Probability – L12.8 The Correlation Coefficient

The covariance between two random variables tells us something about the strength of the dependence between them.

But it is not so easy to interpret qualitatively.

For example, if I tell you that the covariance of X and Y is equal to 5, this does not tell you very much about whether X and Y are closely related or not.

Another difficulty is that if X and Y are in units, let’s say, of meters, then the covariance will have units of meters squared.

And this is hard to interpret.

A much more informative quantity is the so-called correlation coefficient, which is a dimensionless version of the covariance.

It is defined by this formula here.

We just take the covariance and divide it by the product of the standard deviations of the two random variables.

Now, if X has units of meters, then the standard deviation also has units of meters.

And so this ratio will be dimensionless.

And it is not affected by the units that we’re using.

The same is true for this ratio here, and this is why the correlation coefficient does not have any units of its own.

One remark– if we’re dealing with a random variable whose standard deviation is equal to 0– so its variance is also equal to 0– then we have a random variable, which is identically equal to a constant.

Well, for such cases of degenerate random variables, then the correlation coefficient is not defined, because it would have involved a division by 0.

A very important property of the correlation coefficient is the following.

It turns out that the correlation coefficient is always between minus 1 and 1.

And this allows us to judge whether a certain correlation coefficient is big or not, because we now have an absolute scale.

And so it does provide a measure of the degree to which two random variables are associated.

To interpret the correlation coefficient, let’s now look at some extreme cases.

Suppose that X and Y are independent.

In that case, we know that the covariance is going to be equal to 0.

And therefore, the correlation coefficient is also going to be equal to 0.

And in that case, we say that the two random variables are uncorrelated.

However, the converse statement is not true.

We have seen already an example in which we have zero covariance and therefore zero correlation, but yet the two random variables were dependent.

Let us now look at the other extreme, where the two random variables are as dependent as they can be.

So let’s look at the correlation coefficient of one random variable with itself.

What is it going to be?

The covariance of a random variable with itself is just the variance of that random variable, now, sigma X is going to be the same as sigma Y, because we’re taking Y to be the same as X.

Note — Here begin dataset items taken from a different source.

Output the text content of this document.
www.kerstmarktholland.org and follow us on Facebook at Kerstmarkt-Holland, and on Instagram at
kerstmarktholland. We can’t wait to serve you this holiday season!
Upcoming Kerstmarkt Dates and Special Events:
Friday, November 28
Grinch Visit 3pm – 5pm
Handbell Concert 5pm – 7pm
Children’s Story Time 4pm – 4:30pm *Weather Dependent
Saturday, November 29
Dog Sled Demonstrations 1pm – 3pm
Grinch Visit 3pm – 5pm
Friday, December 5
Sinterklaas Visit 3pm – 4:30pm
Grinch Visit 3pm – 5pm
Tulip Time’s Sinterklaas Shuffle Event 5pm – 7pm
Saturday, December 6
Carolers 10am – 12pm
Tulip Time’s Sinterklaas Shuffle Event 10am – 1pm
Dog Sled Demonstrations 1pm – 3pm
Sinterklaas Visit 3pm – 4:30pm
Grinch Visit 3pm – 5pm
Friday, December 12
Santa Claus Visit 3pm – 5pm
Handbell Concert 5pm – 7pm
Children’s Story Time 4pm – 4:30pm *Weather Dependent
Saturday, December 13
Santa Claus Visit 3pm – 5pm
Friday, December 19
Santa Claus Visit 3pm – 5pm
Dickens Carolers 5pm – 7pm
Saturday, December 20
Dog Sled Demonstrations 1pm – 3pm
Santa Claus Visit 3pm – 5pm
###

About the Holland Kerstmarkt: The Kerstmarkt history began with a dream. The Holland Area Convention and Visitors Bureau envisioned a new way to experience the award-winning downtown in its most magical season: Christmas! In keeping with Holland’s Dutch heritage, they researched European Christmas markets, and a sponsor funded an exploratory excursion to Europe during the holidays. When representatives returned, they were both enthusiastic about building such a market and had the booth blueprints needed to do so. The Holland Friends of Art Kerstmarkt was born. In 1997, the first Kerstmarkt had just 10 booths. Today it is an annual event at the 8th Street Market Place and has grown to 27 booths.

So we’re dividing by sigma X squared.

But the square of the standard deviation is the variance.

So we obtain a value of 1.

So a correlation coefficient of 1 shows up in such a case of an extreme dependence.

If instead we had taken the correlation coefficient of X with the negative of X, in that case, we would have obtained a correlation coefficient of minus 1.

A somewhat more general situation than the one we considered here is the following.

If we have two random variables that have a linear relationship– that is, if I know Y I can figure out the value of X with absolute certainty, and I can figure it out by using a linear formula.

In this case, it turns out that the correlation coefficient is either plus 1 or minus 1.

And the converse is true.

If the correlation coefficient has absolute value of 1, then the two random variables obey a deterministic linear relation between them.

So to conclude, an extreme value for the correlation coefficient of plus or minus 1 is equivalent to having a deterministic relation between the two random variables involved.

A final remark about the algebraic properties of the correlation coefficient- What can we say about the correlation coefficient of a linear function of a random variable with another?

Well, we already know something about what happens to the covariance when we form a linear function.

And the covariance of aX plus b with Y is related this way to the covariance of X with Y.

Now, let us use this property and calculate the correlation coefficient between aX plus b and Y.

In the numerator, we have the covariance of aX plus b with Y, which is equal to a times the covariance of X with Y.

At the denominator, we have the standard deviation of this random variable.

Now, the standard deviation of this random variable is equal to a times the standard deviation of X, if a is positive.

If a is negative, then we need to put the minus sign.

But in either case, we will have here the absolute value of a times the standard deviation of X.

And then we divide by the standard deviation of the second random variable, which is Y.

And so what we obtain here is this ratio, which is a correlation coefficient of X with Y times this quantity, which is the sign of a.

So we have the sign of a times the correlation coefficient of X with Y.

So in particular, the magnitude of the correlation coefficient is not going to change when we replace X by aX plus b.

And this essentially means that if we change the units of the random variable X, for example, suppose that X was degrees Celsius and aX plus b is degrees Fahrenheit, going from one set of units, Celsius degrees, to another set of units, degrees in Fahrenheit, is not going to change the correlation coefficient of the temperature with some other random variable.

So this is a nice property of the correlation coefficient, again, which reflects the fact that it’s dimensionless, it doesn’t have any units of its own, and it doesn’t depend on what kinds of units we use for each one of the random variables.